On respire à nouveau (enfin, façon de parler, bien sûr) en s’exilant temporairement de l’autre côté des Alpes avec Tommaso Pincio : dans « Petite Excursion à l’endroit des atomes », on trouvera avec plaisir une classe de CP radioactive dans une Italie « optimiste » à la Silvio et (donc ?) néo-fasciste (bien sûr que c’est de la SF !). Très bien.
Après quoi Laurent Queyssi & Xavier Mauméjean signent enfin (!) la première (et dernière…) bonne nouvelle française de l’anthologie. « En attendant demain » nous narre avec brio la très belle histoire, débutant dans l’Espagne franquiste, d’un petit garçon qui a des visions du futur.
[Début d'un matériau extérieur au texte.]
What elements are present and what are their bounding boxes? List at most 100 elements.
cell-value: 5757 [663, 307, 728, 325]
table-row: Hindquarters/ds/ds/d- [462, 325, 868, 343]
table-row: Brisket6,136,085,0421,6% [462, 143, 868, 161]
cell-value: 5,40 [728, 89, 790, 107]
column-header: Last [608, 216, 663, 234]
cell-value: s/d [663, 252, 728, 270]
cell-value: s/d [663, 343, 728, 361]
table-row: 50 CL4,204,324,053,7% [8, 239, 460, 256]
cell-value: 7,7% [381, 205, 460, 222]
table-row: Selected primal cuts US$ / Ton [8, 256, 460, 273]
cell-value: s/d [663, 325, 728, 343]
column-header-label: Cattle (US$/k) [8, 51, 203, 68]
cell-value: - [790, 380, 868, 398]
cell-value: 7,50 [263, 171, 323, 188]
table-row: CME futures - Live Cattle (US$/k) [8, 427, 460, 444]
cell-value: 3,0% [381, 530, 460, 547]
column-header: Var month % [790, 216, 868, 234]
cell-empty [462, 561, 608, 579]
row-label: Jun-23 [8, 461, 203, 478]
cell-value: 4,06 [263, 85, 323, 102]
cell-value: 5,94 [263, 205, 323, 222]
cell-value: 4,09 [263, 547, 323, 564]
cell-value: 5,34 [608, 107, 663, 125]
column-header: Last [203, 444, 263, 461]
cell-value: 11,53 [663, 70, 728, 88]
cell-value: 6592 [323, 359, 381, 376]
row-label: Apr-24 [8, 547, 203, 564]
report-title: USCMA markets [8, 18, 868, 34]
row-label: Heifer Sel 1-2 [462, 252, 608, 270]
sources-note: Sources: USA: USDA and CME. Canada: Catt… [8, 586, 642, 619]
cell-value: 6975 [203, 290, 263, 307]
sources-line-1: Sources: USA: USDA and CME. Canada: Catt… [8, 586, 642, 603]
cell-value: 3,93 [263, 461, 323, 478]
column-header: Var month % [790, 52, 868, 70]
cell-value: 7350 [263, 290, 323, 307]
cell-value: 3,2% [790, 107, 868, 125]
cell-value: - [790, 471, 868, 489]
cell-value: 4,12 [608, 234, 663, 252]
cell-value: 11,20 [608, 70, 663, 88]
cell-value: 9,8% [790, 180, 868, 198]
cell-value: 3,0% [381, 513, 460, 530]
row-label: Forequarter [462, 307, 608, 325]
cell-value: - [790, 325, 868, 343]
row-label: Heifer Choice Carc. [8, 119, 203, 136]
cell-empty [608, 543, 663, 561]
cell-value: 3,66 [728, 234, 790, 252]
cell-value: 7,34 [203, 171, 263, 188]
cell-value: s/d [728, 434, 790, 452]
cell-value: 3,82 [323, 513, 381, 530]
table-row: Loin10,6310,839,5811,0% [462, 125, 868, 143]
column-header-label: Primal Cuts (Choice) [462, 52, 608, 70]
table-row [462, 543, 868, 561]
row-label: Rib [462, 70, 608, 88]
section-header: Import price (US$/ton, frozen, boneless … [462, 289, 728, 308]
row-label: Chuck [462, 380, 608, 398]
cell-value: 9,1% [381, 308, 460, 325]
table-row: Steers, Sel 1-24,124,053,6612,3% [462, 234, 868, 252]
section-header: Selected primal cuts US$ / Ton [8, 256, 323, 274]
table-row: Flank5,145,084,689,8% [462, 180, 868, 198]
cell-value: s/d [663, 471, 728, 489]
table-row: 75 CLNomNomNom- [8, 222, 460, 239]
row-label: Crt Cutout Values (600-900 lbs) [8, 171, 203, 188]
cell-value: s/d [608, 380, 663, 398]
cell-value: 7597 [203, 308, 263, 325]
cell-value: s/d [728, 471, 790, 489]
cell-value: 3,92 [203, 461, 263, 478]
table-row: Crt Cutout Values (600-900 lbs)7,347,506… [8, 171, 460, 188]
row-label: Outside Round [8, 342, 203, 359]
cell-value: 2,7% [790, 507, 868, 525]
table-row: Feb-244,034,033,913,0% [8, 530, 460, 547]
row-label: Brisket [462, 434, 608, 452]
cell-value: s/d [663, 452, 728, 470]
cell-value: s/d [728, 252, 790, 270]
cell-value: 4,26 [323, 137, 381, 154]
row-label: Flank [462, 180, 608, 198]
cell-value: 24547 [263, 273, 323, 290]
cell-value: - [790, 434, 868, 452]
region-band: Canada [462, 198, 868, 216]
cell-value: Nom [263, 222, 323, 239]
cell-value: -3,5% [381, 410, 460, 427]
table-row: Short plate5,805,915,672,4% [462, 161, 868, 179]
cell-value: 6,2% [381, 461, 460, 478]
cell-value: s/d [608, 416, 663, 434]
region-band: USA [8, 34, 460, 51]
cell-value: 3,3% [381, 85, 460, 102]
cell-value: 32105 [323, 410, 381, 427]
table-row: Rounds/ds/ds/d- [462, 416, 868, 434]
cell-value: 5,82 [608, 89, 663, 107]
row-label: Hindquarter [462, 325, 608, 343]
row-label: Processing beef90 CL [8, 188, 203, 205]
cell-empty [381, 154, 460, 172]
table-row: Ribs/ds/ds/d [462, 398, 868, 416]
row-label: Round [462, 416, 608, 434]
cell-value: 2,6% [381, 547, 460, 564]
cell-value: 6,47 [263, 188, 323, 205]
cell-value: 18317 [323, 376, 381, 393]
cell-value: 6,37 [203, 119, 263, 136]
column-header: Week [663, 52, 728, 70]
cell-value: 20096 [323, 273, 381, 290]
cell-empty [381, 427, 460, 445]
Putain, ça fait du bien.
Et puis, et puis…
Du calme, Nébal, du calme.
Et puis vient « RCW » d’Ayerdhal, le plus long texte du recueil et de loin… et celui qui m’a rendu furieux. J’avoue sans peine que je redoutais cette nouvelle à plus d’un titre. D’abord et avant tout, parce qu’il s’agit d’une novella « hommage » à Roland C. Wagner, qui nous a tragiquement quittés cette année ; certains d’entre vous le savent peut-être : j’ai eu, sur les forums et sur ce blog miteux, plus qu’à mon tour, hélas, l’occasion de batailler avec ledit auteur ; n’empêche que la nouvelle de son décès prématuré m’a collé une vilaine baffe et, quand j’ai eu la possibilité comme le courage de lire ce qui avait été écrit à ce sujet, j’ai eu du mal à retenir une larme (croyez-le ou non, peu m’importe). Il était sans doute inévitable de lui rendre hommage lors de cette édition des Utopiales, et je veux bien croire que, sur le moment, cela fut très émouvant. Mais Ayerdhal (auteur dont je n’avais lu auparavant qu’une seule nouvelle, qui m’avait paru très moyenne) s’est donc collé à la tâche fort délicate de l’hommage funèbre dans cette anthologie, au travers d’une longue novella reprenant pas mal les « Futurs Mystères de Paris ». En farfouillant sur le ouèbe, je n’ai lu que des éloges à propos de ce texte, jugé émouvant, juste, toussa, patin-couffin. Et là, je ne comprends pas. Certes, Nébal est un con (je me tue à vous le rappeler) ; certes, je ne suis pas le mieux placé pour parler d’hommage à Roland C. Wagner. Mais vous ne m’empêcherez pas de penser que, bordel, il y avait sans doute meilleur moyen de lui rendre hommage que de faire ressurgir ses pires délires parano-forumesques dans une pathétique charge contre Serge Lehman ! J’ai trouvé ce long texte d’une lecture extrêmement pénible, affligeant, puant, pathétique. J’en suis ressorti furieux, et j’ai encore du mal à me calmer les nerfs. Je ne comprends pas l’enthousiasme pour ce machin lamentable et idiot (j’exclus bien évidemment l’hypothèse du suçage de boules éhonté, ça ne se pratique pas sur la blogosphère, voyons…). Je reste convaincu que, non seulement c’est foireux, mais qu’il n’y avait probablement pas moyen de faire pire. Aussi, je ne félicite pas Ayerdhal, loin de là, et pas davantage les éditions ActuSF pour avoir publié cette merde qui ne fait honneur à personne. Il semblerait donc que je sois le seul à le penser, mais j’en ai rien à foutre, et j’assume.
…
Calme, Nébal, calme.
Tirons le bilan : côté estranger, tout va bien, c’est toujours aussi bon que d’habitude ; côté français, à l’exception de Laurent Queyssi & Xavier Mauméjean, donc, c’est au mieux sans intérêt, au pire désespérant de connerie. Bref : on a lu mieux dans les anthologies des Utopiales d’ActuSF, en ce qui me concerne en tout cas (mais comme ailleurs on a dit beaucoup de bien de ce recueil, j’imagine que c’est ma faute).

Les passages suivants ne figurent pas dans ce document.